It’s always a great feeling when you check your investment and see growth. Even if the amount isn’t that big yet, there’s a certain sense of satisfaction you get when you’ve made a profit.
But when that fortunate time happens, remember these 3 things.
Don’t take your money out
Unless you’ve reached your time horizon, you should resist the temptation to pull your returns out.
After all, the more money you have invested, the higher your chances of reaching your money goal. This is the principle of compound interest, because you may earn from your profit as well as your original investment.
For best results, keep your returns and principal in, and consistently add money. Doing these 2 things can greatly increase your probability of future success.
Things may change
Volatility is present in all investments to some extent, and so the gains that you see one day may be significantly bigger or smaller when you check on a different day.

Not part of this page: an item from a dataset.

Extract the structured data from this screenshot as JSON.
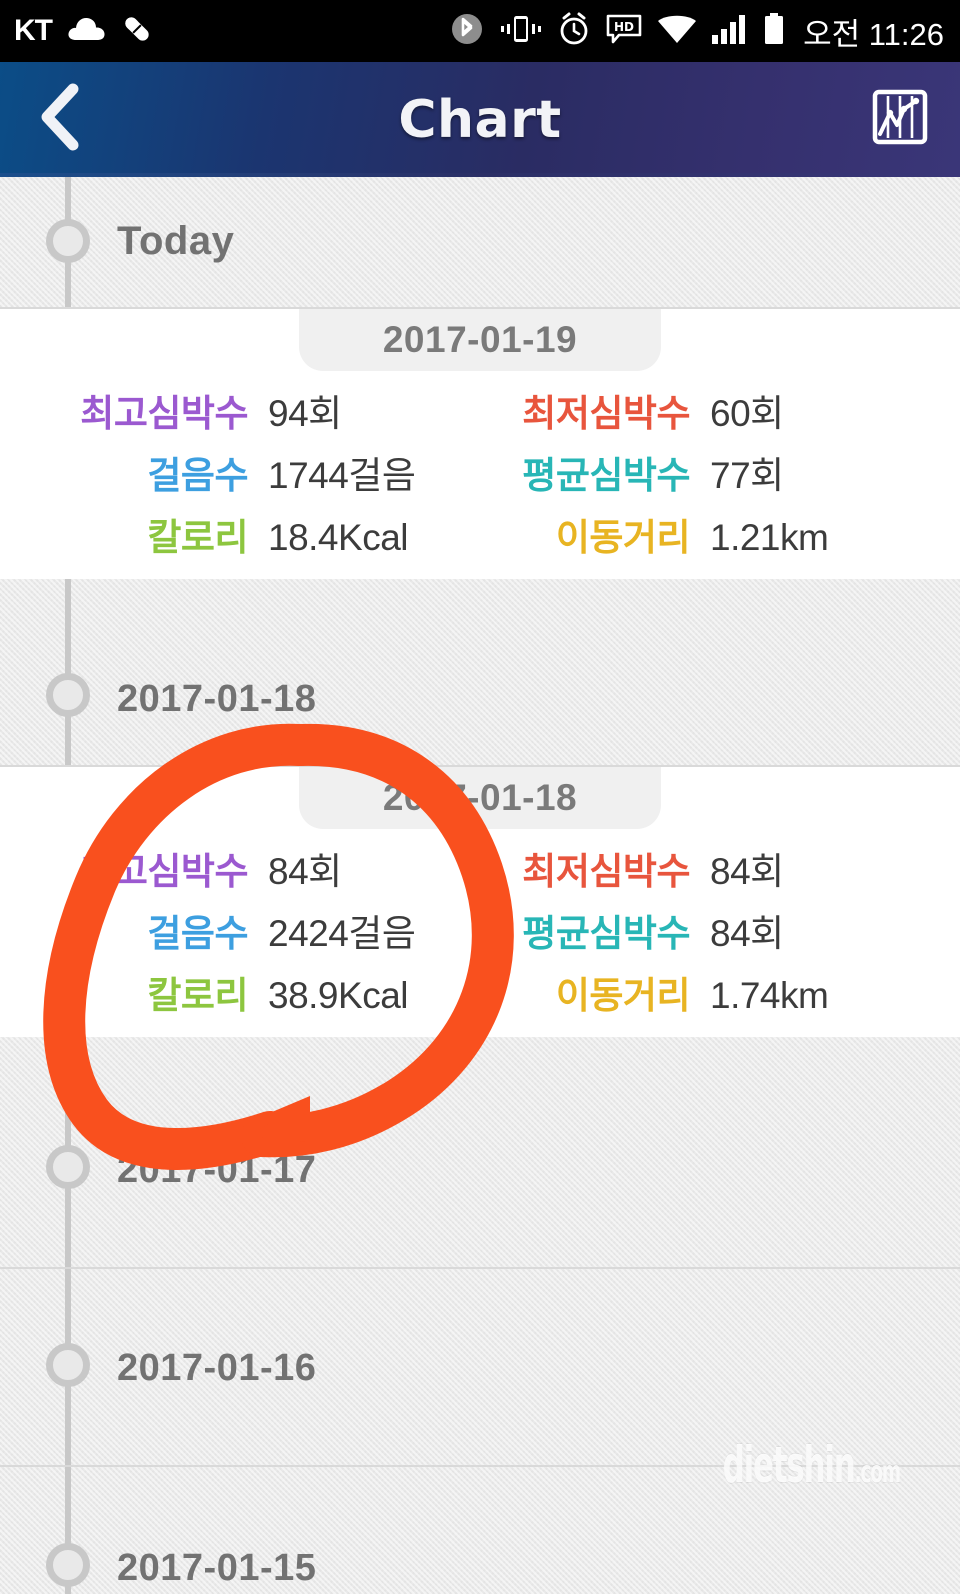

This isn’t really something to be very worried about, as long as the total value keeps going up. Given enough time, you’re still likely to be able to reach your money goal (but if you want to know what to do if your investment’s value goes down, you can read this article).
Choose your next step
Once you’ve achieved your goal, you can go ahead and pull your money out so you can use it for the purpose you invested it for.
Remember though that if you still have time to spare before you actually need the money, you might still be able to grow the value by staying invested with both your original amount and all the profit it has earned.
You can also consider shifting to a different investment vehicle (possibly something with a lower risk suitability) altogether, especially if you’re less willing to expose your investment and profit to risk at that point.